A new heart disease treatment may give cats more time to nap, pounce and knock that glass of water off the counter. The novel drug also has positive implications for their human companions.
“This is an exciting discovery for both animals and humans — an excellent representation of the One Health concept in action,” said Associate Professor Joshua Stern, a board-certified cardiologist with the UC Davis School of Veterinary Medicine’s veterinary hospital.
A disease affecting multiple species
The novel drug, MYK-461, proved effective in altering feline heart function in a study of five cats with a naturally occurring form of inherited hypertrophic cardiomyopathy (HCM), a currently incurable disease that also affects people.
HCM is the most common form of feline heart disease and results in thickening of the walls of the heart ventricles and altering of heart function. It frequently leads to fatal consequences. Cats with this disease may suffer blood clot formation, congestive heart failure and sudden death. In humans, HCM is a frequent cause of sudden cardiac death that can even afflict seemingly healthy young athletes. HCM affects approximately one in 500 people and a startling one in seven cats, according to recent reports.
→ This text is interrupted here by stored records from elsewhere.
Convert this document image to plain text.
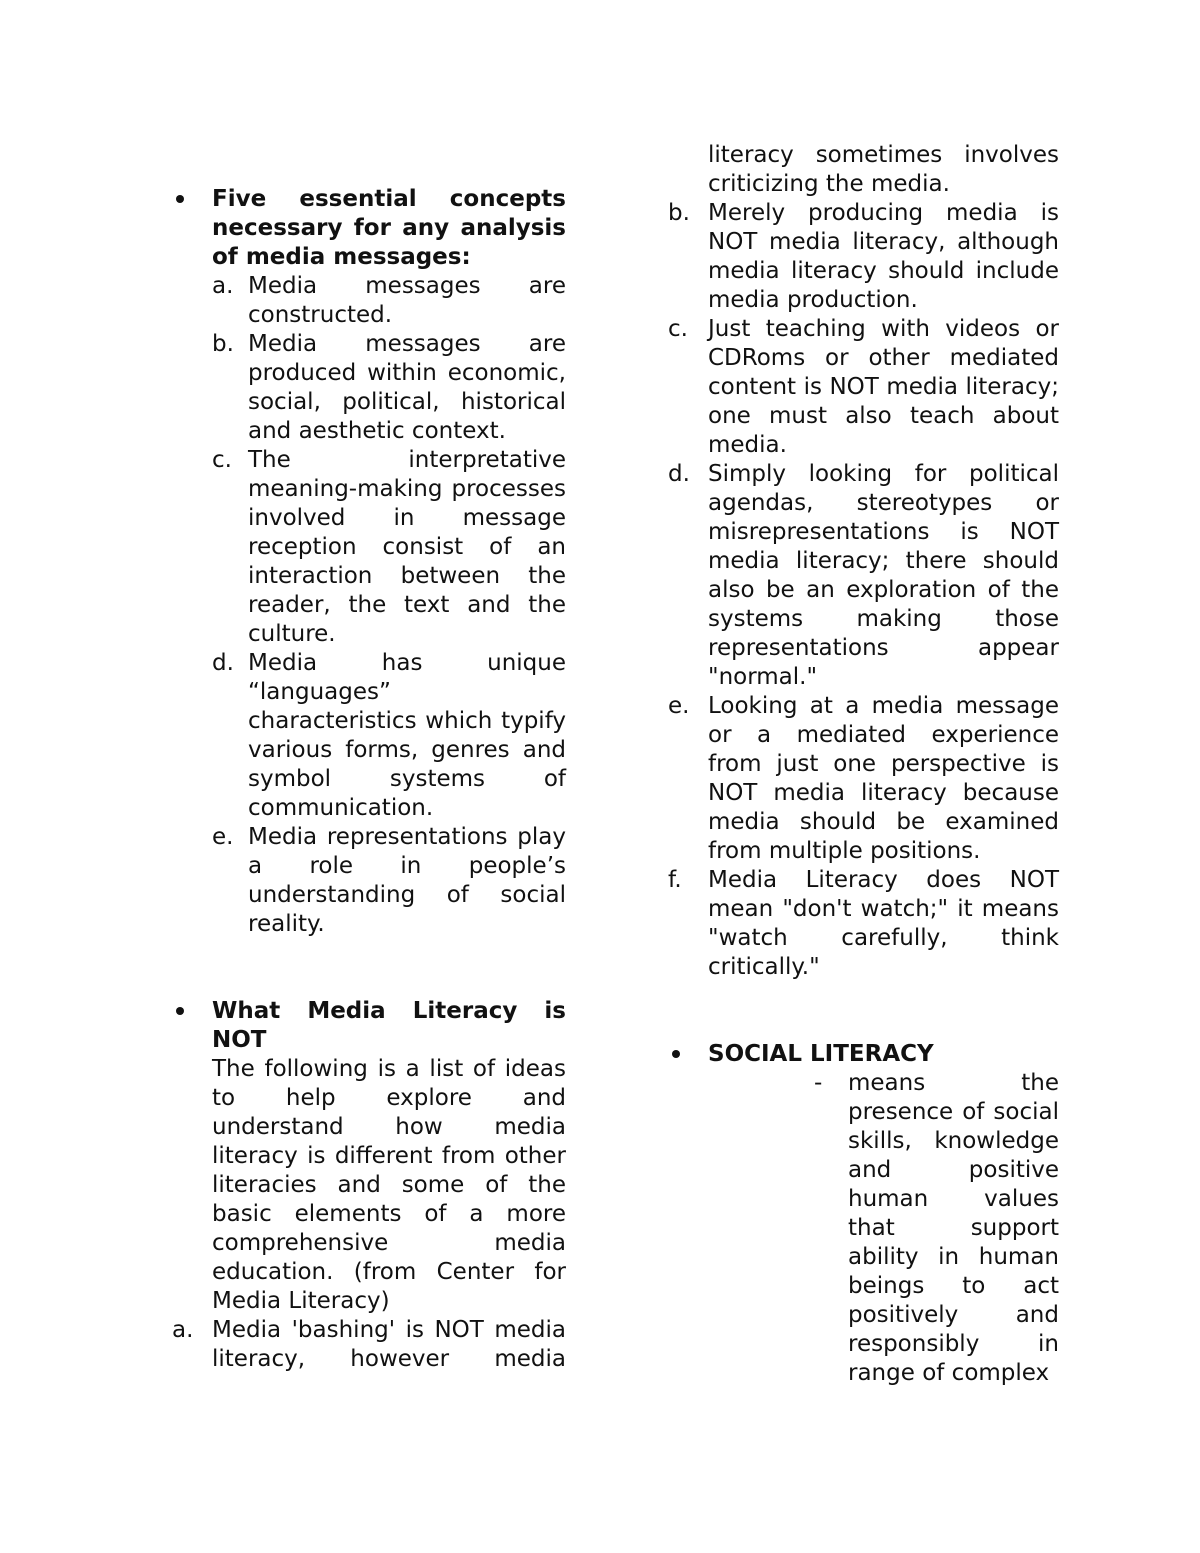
Five essential concepts necessary for any analysis of media messages:
a. Media messages are constructed.
b. Media messages are produced within economic, social, political, historical and aesthetic context.
c. The interpretative meaning-making processes involved in message reception consist of an interaction between the reader, the text and the culture.
d. Media has unique “languages” characteristics which typify various forms, genres and symbol systems of communication.
e. Media representations play a role in people’s understanding of social reality.
What Media Literacy is NOT
The following is a list of ideas to help explore and understand how media literacy is different from other literacies and some of the basic elements of a more comprehensive media education. (from Center for Media Literacy)
a. Media 'bashing' is NOT media literacy, however media
literacy sometimes involves criticizing the media.
b. Merely producing media is NOT media literacy, although media literacy should include media production.
c. Just teaching with videos or CDRoms or other mediated content is NOT media literacy; one must also teach about media.
d. Simply looking for political agendas, stereotypes or misrepresentations is NOT media literacy; there should also be an exploration of the systems making those representations appear "normal."
e. Looking at a media message or a mediated experience from just one perspective is NOT media literacy because media should be examined from multiple positions.
f. Media Literacy does NOT mean "don't watch;" it means "watch carefully, think critically."
SOCIAL LITERACY
- means the presence of social skills, knowledge and positive human values that support ability in human beings to act positively and responsibly in range of complex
Yet current treatment for cats with HCM mitigates only the symptoms, not the causes. There is no preventative therapy for HCM that is shown to change the course of disease.
“There has been little to no progress in advancing the treatment of HCM in humans or animals for many years,” Stern said. “This study brings new hope for cats and people.”
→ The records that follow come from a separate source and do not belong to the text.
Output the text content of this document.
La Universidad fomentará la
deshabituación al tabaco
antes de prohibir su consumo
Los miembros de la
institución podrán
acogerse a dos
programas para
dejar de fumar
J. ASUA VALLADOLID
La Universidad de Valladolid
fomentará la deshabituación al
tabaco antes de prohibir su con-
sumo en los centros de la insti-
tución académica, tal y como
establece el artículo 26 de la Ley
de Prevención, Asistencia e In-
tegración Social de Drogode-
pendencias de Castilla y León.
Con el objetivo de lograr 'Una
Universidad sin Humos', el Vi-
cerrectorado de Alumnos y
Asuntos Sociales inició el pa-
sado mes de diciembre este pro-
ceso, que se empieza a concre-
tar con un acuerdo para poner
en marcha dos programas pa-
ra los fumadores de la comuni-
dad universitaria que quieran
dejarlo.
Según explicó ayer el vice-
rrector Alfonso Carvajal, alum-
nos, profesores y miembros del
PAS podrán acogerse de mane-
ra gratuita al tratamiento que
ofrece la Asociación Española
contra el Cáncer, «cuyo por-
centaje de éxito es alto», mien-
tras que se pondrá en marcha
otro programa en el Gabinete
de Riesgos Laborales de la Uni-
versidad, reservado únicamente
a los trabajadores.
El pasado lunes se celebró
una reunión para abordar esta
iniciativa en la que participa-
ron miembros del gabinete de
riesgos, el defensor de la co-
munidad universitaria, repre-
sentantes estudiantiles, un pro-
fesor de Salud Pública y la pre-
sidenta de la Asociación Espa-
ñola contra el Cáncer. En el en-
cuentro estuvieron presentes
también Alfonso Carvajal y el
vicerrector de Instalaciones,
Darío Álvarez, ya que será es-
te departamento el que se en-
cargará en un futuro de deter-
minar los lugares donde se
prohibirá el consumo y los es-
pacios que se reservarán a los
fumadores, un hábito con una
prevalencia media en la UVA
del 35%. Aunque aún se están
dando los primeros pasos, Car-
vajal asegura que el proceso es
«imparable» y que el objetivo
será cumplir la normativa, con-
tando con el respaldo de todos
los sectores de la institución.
Implications for daily life
Specifically, in the study, treatment with MYK-461 eliminated obstruction in the left ventricle in five cats with HCM. This means that the novel drug may help keep excessive growth of the heart’s walls at bay — without surgery or interventional procedures — so the heart can pump and blood can flow easily and efficiently. The hope is that because of improved heart function, cats with HCM may enjoy a longer lifespan and high quality of life during that time.
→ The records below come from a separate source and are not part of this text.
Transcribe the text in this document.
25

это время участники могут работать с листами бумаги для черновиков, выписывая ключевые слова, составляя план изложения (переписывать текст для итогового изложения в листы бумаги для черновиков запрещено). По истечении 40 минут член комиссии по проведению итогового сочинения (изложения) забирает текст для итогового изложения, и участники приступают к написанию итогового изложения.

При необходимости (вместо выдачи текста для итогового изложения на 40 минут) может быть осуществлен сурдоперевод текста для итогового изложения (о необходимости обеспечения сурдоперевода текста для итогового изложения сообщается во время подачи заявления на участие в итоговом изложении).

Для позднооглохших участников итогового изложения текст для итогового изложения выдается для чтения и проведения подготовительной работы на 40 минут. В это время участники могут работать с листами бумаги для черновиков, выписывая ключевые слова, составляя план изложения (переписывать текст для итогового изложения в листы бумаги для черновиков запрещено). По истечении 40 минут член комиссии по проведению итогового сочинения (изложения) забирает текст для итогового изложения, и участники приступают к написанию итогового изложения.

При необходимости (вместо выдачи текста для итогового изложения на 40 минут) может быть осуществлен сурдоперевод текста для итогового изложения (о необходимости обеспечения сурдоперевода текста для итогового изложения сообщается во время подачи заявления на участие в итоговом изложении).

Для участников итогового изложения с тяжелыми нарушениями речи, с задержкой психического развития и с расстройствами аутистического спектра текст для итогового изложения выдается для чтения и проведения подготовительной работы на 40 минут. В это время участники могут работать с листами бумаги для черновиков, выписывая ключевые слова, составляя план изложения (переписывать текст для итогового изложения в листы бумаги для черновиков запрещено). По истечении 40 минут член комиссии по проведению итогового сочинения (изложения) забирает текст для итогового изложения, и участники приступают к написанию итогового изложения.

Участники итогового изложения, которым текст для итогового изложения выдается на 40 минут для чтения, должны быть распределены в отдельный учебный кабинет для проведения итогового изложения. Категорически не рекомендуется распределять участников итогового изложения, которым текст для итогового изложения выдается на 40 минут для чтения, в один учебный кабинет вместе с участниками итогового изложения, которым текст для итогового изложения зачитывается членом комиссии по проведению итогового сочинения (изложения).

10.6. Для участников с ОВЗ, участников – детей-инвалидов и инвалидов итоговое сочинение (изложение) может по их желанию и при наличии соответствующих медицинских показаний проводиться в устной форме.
More testing for widespread use
Knowing that the drug is viable for use in cats from this “proof of concept” study makes a clinical trial possible in the near future. If conducted, the trial could determine if MYK-461 or a related compound has the potential to become the accepted protocol for care of cats with HCM. It also promises advances in HCM treatment for humans, making Stern's research a great example of comparative medicine. Stern said his work, by the multidisciplinary team of experts in veterinary and human cardiology, genetics, pharmacology and more, “makes continued efforts to bring this drug to market for humans more feasible. At the same time, it offers new hope for veterinary patients.”
Rob Warren writes for the UC Davis School of Veterinary Medicine Dean's Office.